Seems like the console is giving me the right results..

Thanks

wordcount.py
# E.g. word_count("I do not like it Sam I Am") gets back a dictionary like:
# {'i': 2, 'do': 1, 'it': 1, 'sam': 1, 'like': 1, 'not': 1, 'am': 1}
# Lowercase the string to make it easier.

def word_count(phrase):

    dic = {}
    phraseL = ""
    word_list_clean = []

    for char in phrase:
        charL = char.lower()
        phraseL += charL

    #print(phraseL)

    word_list = phraseL.split(" ")

    #print(word_list)

    for word in word_list:
        if word != "":
            word_list_clean.append(word)
        else:
            continue

    #print(word_list_clean)

    for word in word_list_clean:
        if word not in dic:
            dic[word] = 1
        else:
            dic[word] += 1

    #print(dic)

    return dic

2 Answers

Steven Parker
Steven Parker
231,269 Points

The error message gives you a hint: "Bummer! Hmm, didn't get the expected output. Be sure you're lowercasing the string and splitting on all whitespace!".

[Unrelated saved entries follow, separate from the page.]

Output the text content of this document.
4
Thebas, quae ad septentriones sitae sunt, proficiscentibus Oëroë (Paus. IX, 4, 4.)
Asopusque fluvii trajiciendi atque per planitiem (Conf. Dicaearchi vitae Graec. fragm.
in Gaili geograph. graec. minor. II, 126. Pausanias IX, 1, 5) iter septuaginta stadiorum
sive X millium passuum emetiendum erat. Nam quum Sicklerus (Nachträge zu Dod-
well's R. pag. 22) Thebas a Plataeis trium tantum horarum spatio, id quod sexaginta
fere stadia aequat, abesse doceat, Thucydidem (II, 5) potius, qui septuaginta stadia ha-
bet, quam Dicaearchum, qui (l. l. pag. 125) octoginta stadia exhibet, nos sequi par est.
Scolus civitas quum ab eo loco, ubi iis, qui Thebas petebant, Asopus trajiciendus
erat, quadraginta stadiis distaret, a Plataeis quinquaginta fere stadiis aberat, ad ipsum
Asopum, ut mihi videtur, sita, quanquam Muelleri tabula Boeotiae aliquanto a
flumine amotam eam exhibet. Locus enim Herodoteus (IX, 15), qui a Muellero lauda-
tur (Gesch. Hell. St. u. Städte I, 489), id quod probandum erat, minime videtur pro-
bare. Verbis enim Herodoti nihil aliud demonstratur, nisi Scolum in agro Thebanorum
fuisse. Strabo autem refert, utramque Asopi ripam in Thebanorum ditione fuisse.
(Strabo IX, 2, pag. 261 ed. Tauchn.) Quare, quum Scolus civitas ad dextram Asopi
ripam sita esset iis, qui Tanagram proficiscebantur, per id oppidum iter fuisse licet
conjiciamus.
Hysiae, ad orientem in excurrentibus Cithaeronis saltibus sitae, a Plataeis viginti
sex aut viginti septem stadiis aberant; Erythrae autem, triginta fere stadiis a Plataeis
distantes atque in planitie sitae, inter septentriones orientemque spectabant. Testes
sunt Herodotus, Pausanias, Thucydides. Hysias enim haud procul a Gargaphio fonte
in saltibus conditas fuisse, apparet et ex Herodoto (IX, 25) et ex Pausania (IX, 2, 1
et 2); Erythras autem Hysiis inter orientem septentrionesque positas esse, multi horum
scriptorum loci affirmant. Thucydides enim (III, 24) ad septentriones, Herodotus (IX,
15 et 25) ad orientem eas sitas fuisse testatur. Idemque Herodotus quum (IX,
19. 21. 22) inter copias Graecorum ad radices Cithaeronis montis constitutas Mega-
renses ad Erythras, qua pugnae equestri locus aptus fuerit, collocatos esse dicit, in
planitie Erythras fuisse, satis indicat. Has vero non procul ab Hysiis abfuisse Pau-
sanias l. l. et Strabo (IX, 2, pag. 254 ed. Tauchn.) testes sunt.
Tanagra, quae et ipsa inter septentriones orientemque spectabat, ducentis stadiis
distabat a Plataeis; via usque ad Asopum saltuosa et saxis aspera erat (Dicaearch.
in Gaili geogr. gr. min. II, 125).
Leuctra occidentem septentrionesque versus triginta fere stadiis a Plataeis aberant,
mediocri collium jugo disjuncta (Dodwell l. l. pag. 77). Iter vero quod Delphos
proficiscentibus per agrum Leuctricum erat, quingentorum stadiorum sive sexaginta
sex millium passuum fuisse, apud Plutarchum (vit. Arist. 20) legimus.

To split on "all whitespace" the argument of "split" should be left empty. Specifying a space causes it to split only on individual spaces.

Nicolas Baranowski
Nicolas Baranowski
4,813 Points

Thank you Steven.

I will try this. However I thought that this function:

for word in word_list: if word != "": word_list_clean.append(word) else: continue

would allow to compensate for this by cleaning word_list into a word_list_clean

Steven Parker
Steven Parker
231,269 Points

That would only remove empty strings from the list, it still wouldn't split on "white space" characters other than literal spaces.

Happy coding!